We are facing a Watchdog failure problem at one of our customer site, as soon as this watchdog timer fails the entire batch goes to hold thus stopping the entire production. The entire system uses dynamic referencing to issue different commands. Controller Free time and Free memory seems good when issue happens. If anyone came across such problem or have found a way out or alternative please kindly share. Thank you very much.

  • As the general community does not have access to the GSC call tracking system, I would suggest you post the details of your issue here.

     

    If the problem pertains to a customer that you are the service provider for (based on the title of the posting), please make sure not to post any sensitive information.

     

    Youssef El-Bahtimy | Systems Integration Technologist
    PROCONEX | 103 Enterprise Drive | Royersford, PA 19468 USA
    Proconex Office: 610 495 2970 | Cell: 267 275 7513
  • In reply to Youssef.El-Bahtimy:

    I agree with Youssef.

    But on general terms - watchdog failure at the node level can be caused by seveal things.

    On top of my head:

    - Loading on the node (for the controller is it within the specified limits)?
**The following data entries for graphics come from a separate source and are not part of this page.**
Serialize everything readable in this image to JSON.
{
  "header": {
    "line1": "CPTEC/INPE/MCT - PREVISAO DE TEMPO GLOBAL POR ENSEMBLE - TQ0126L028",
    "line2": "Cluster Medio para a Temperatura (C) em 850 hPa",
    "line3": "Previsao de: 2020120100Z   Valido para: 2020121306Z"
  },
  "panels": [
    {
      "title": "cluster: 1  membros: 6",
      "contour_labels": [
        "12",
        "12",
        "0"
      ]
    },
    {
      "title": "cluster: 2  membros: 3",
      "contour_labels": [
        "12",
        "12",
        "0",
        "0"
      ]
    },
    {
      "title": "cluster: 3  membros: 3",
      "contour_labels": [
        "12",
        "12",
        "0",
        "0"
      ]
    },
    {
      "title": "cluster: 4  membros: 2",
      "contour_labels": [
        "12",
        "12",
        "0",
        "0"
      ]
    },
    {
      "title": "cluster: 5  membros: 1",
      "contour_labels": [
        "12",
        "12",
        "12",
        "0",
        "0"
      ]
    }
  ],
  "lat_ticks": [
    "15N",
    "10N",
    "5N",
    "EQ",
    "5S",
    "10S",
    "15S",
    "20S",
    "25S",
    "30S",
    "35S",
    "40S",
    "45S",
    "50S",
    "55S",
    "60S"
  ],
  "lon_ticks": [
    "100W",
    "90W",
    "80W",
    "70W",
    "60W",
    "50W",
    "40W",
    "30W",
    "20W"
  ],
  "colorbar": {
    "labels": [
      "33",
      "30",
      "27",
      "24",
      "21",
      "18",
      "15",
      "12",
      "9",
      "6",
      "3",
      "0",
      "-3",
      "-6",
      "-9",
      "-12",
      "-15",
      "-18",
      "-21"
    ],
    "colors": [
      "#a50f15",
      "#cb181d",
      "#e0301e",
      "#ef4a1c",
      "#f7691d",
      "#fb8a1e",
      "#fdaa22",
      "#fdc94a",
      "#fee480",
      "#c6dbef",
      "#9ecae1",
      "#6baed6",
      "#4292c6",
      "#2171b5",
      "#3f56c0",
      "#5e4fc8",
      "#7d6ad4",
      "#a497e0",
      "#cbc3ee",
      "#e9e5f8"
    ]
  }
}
Like

    Controller free time minimum: 20%

    Controller free memory minimum

    MD - 1.4 MB

    SD Plus/MD Plus - 4.8 MB

    SX/MX - 9.6 MB

    - For workstations - check that you have enough CPU idle, free memory, Disk IO load

    - At network level - is it clean traffic-wise? Are the network equipments in good shape

     

    On the control level, it is possible that improvements/fixes may have exposed issues in you configuration. Or there might be regression in functionality.

  • Dear Youssef/Raznik,

    The data is critical and important to client and thats the reason I didn't sumbitted it here. I thought may be some of you guys are having access to SMS to check the details for the problem.

    Thank you for reminding. I will try to sum up the problem faced at site in general words without sharing any critical information.

    The main query is not watchdog failure, but trip of entire batch because of watchdog failure.

    I will get back with details as soon as I can.

    Thanks a lot ever
  • In reply to Ashish P:

    Dear All,

    Sorry for delay just want to update some information on this problem :

    The issue we are facing is different one….. THIS IS NOT SERIAL WATCHDOG… this is batch watchdog

    Your phase is loaded to controller…. While running if it loses connection with batch executive, after certain time your batch fails with a reason as ‘Phase Logic Failure: PLM Watchdog Failed 1’ or "Device connection Error " etc.

    Has anyone observed this kind of situation earlier ? Any details or information will be really helpful.

    Thank you for your time gentlemen !!

  • In reply to Ashish P:

    You mentioned that you use a lot of dynamic referencing.  I have had experience with module's with dynamic references embedded in phases causing problems because the module execution would start before references were bound.  

    Perhaps take a look at networking during phase loading to see if utilization due to excessive dynamic reference binding spikes enough, interefering with batch exec watchdog function.

    I would look into whether you can modify the watchdog time out.  For soft phases I believe you can, but I don't  think that applies to controller phases.

  • In reply to Youssef.El-Bahtimy:

    Dear Youssef,

    As you mentioned that module's with dynamic references embedded in phases causing problems because the module execution would start before references were bound,  but this problem is observed only in a particular phase. Not all the phases cause the PLM watchdog Failure.

    Whether Controller Memory fragmentation has any impact on watchdog failure ?

  • In reply to Ashish P:

    Client considered the option of hardware upgrade to solve this problem. Now client will replace all the existing controllers with MX.